By this metric, the Dalai Lama is damned, but Jeffrey Dahmer is in heaven. Chew on that. Or don’t, if you find jokes about cannibalism in poor taste. Whoops, I did it again. I am also damned. I think Mark Twain summed it up best in Huck Finn when Huck says that if Tom Sawyer isn’t going to heaven, he doesn’t want to go either.

The thing about her identity is unquestionable, though. One really cool technique that Bonnie Jo uses in this story is to offer clues in the form of nomenclature. To wit, in the exposition at the beginning of the story, the main character is referred to as “the wife.” Then, as she starts to react to her situation instead of lying back and taking it, she becomes “Mrs. Betcher.” Finally, at the very end of the story, when she ignores the preacher to work on the fascinating theater curtain (a project her husband would have never allowed her to take for pecuniary reasons) she is “Mary” at last. This may be why Bonnie Jo has been a finalist for the National Book Award, and I have not.
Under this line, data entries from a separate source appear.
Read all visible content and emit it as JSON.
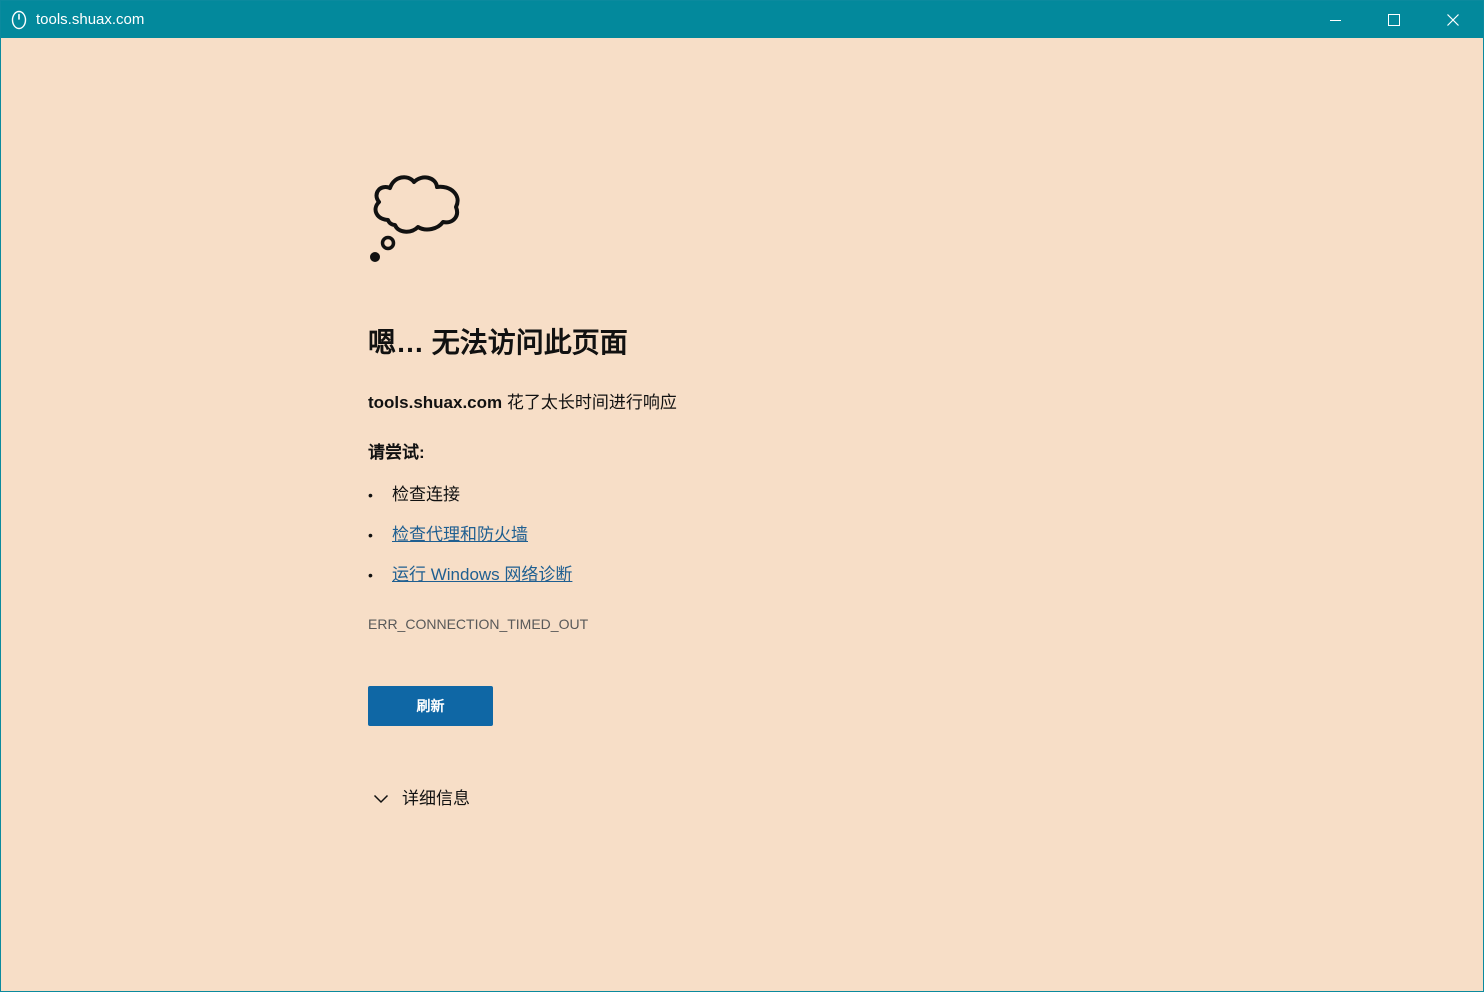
{
  "window": {
    "title": "tools.shuax.com",
    "icon": "edge-app-icon",
    "controls": {
      "minimize_icon": "minimize-icon",
      "maximize_icon": "maximize-icon",
      "close_icon": "close-icon"
    }
  },
  "colors": {
    "titlebar": "#03899c",
    "background": "#f7dec7",
    "link": "#1f5f91",
    "button": "#0f67a5"
  },
  "page": {
    "icon": "thought-cloud-icon",
    "heading": "嗯… 无法访问此页面",
    "message": {
      "host": "tools.shuax.com",
      "text": " 花了太长时间进行响应"
    },
    "try_label": "请尝试:",
    "suggestions": [
      {
        "text": "检查连接",
        "link": false
      },
      {
        "text": "检查代理和防火墙",
        "link": true
      },
      {
        "text": "运行 Windows 网络诊断",
        "link": true
      }
    ],
    "bullet": "•",
    "error_code": "ERR_CONNECTION_TIMED_OUT",
    "refresh_label": "刷新",
    "details_label": "详细信息"
  }
}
But I guess the fact that I can point this out is why I’m drawing these comics, and everyone else is not. I bet I could write a 2000 word essay just on the use of this naming convention in “A Multitude of Sins,” but I guess I’ll leave that to people who write more conventional and less personal literary criticism.

*In some ways the Corinthians quote in “Somewhere Warm” could be the flip side to the terrifying Revelation visions in “A Multitude of Sins,” but religion plays a very different and less prominent role in that story, whereas this one even takes its title from the New Testament.